Predicting relative performance of computer processors with neural networks
By Ivan Jovanovic, Faculty of Organization Sciences, University of Belgrade
An experiment for Intelligent Systems course
Introduction
In this experiment it will be shown how neural networks and Neuroph Studio are used when it comes to problems of approximation and prediction. This experiment will also show the difference between this approach and linear regression approach used for predicting the relative CPU performance
Predicting is making claims about something that will happen, often based on information from past and from current state. In technical domain predictable parameters of a system can be often expressed and evaluated using equations - prediction is then simply evaluation or solution of such equations. However, practically we face problems where such a description would be too complicated or not possible at all. It is possible to use various approximations, for example regression of the dependency of the predicted variable on other events that is then extrapolated to the future. Finding such approximation can be also difficult. This approach generally means creating the model of the predicted event.

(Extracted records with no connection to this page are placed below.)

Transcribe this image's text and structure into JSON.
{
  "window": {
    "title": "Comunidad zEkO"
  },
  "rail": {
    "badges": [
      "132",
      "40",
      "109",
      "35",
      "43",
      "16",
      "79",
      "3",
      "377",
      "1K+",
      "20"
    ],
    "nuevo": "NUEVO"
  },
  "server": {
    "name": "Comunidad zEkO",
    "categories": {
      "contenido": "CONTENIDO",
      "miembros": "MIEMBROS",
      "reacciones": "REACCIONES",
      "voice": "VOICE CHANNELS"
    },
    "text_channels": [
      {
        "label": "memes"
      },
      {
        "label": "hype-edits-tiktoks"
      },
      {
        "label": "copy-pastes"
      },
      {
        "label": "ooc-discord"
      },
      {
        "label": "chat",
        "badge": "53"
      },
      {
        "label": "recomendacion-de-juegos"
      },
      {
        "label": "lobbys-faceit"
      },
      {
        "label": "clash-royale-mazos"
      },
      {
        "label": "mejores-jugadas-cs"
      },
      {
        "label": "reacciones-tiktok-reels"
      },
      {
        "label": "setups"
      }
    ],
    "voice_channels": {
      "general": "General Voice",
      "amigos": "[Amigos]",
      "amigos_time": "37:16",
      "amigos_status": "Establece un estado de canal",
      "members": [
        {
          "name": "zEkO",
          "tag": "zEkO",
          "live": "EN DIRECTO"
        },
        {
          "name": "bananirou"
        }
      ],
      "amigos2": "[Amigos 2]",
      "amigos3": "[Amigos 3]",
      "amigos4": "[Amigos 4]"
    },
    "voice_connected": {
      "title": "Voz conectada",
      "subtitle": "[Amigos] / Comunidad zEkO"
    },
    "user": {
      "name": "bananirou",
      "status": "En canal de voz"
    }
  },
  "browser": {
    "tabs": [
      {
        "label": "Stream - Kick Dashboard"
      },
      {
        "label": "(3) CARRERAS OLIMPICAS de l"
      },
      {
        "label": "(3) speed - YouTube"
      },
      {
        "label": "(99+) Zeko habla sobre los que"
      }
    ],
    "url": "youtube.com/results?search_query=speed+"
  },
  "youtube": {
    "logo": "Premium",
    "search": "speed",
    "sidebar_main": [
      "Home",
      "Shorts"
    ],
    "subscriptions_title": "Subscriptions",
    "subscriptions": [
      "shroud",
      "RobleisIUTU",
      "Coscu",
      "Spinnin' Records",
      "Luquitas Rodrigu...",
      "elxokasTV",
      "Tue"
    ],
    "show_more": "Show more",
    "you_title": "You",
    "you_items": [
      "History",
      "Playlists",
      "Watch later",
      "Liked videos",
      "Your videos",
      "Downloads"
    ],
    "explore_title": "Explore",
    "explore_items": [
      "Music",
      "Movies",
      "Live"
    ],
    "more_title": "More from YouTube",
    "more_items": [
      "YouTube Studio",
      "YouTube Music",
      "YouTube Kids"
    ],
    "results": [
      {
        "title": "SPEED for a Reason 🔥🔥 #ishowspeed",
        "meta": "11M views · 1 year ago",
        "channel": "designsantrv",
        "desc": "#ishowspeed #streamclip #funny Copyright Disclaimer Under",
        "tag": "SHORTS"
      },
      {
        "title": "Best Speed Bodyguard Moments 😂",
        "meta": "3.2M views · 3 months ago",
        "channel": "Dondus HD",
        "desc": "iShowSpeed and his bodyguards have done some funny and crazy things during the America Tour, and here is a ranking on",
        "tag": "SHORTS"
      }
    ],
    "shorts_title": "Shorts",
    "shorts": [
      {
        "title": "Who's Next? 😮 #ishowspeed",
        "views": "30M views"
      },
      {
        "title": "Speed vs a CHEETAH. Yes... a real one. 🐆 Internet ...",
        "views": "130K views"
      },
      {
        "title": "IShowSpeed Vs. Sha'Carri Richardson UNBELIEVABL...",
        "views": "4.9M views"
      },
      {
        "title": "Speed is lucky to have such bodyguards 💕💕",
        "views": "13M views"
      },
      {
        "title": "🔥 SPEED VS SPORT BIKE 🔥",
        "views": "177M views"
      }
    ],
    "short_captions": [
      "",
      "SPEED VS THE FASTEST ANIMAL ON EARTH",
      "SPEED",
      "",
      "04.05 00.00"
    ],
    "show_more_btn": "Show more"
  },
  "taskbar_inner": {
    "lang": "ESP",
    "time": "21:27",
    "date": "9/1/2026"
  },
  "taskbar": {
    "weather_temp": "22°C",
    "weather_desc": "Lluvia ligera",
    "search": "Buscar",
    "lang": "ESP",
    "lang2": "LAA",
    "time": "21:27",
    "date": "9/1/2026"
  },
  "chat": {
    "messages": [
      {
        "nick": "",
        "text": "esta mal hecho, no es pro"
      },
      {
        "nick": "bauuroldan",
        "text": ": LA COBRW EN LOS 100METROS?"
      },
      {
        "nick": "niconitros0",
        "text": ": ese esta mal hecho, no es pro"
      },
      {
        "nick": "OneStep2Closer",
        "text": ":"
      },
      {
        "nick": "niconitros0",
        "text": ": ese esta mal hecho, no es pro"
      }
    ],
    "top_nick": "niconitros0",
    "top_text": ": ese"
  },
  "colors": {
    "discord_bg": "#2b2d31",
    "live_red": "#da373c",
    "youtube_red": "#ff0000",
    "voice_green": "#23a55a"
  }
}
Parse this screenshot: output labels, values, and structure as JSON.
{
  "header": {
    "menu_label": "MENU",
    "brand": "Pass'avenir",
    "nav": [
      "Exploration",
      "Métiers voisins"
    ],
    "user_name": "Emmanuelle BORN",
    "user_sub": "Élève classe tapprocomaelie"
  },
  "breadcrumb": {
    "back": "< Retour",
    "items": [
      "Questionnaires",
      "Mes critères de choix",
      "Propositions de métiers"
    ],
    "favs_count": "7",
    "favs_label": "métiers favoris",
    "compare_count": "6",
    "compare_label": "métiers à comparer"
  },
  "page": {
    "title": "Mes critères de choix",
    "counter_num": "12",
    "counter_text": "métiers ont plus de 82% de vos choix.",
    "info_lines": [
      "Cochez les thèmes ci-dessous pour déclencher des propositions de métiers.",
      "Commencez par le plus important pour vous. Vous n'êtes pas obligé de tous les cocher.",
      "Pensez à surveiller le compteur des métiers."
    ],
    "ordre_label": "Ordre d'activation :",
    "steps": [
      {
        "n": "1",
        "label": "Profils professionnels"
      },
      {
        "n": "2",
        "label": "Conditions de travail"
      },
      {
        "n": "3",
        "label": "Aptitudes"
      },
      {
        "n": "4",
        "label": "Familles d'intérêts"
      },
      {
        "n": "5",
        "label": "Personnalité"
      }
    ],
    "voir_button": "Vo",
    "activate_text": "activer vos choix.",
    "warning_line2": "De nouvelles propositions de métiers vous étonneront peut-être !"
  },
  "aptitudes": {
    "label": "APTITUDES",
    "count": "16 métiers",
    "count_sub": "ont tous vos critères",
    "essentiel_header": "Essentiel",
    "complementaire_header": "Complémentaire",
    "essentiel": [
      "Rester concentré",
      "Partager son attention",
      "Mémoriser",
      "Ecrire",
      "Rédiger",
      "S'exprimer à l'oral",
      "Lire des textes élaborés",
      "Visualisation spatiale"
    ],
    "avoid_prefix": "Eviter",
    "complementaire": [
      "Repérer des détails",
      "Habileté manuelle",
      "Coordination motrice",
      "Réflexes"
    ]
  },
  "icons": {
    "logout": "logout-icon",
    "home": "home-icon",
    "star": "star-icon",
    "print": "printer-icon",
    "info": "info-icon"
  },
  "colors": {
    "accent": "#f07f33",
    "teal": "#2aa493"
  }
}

Neural networks can be used for prediction with various levels of success. The advantage of then includes automatic learning of dependencies only from measured data without any need to add further information (such as type of dependency like with the regression), and that is the reason this approach will be used here
Introduction to the problem
The objective is to train the neural network to predict relative performance of a CPU using some characteristics that are used as input, and subsequently comparing that result with existing performance that is published and relative performance that is estimated using linear regression method.
The data set that will be used in this experiment can be found here. The name of the data set is Computer Hardware (1987-10-01) and the data was obtained from Tel Aviv University from Phillip Ein-Dor and Jacob Feldmesser
The data set contains 209 instances with the total of 9 attributes. The first two attributes are vendor name and model name of the processor, and the rest of the attributes are as follows:
- machine cycle time in nanoseconds (integer)
- minimum main memory in kilobytes (integer)
- maximum main memory in kilobytes (integer)
- Home team attack rating
- cache memory in kilobytes (integer)
- minimum channels in units (integer)
- maximum channels in units (integer)
- published relative performance (integer)
- relative performance from the original article (integer)
For this experiment the data that can be downloaded from the above site cannot be used in its original form because of the difference in units and values between attributes. For instance machine cycle time ranges between 17 and 1500 nanoseconds but the minimum channels ranges only between 0 and 52 units. That is the reason the data must first be normalized.
Prodecure of training a neural network
In order to train a neural network, there are six steps to be made:
1. Normalize the data
2. Create a Neuroph project
3. Create a training set
4. Create a neural network
5. Train the network
6. Test the network to make sure that it is trained properly
Step 1. Normalizing the data
From the ten attributes only seven will be normalized. The first two have no significant interest in this experiment and are also not an integer values and the last attribute (estimated relative performance) will be compared with our results which will be later converted using the same formula but in the other direction.
The following formula is used when normalizing the data:
B = (A - min(A)) / (max(A) - min(A)) * ( D - C ) + C
Where B is the standardized value, and D and C determines the range in which we want our value to be. In this case, D = 1 and C = 0. There exist many different normalizing formulae but this is quite sufficient.
For fast normalization a program was written in c# which stores normalized values in a new .txt file.
2. Create a Neuroph project
In order to create a new project open Neuroph Studio and Click File -> New Project.
Then in the Categories list choose Neuroph and from Project list choose Neuroph Project and then click Next.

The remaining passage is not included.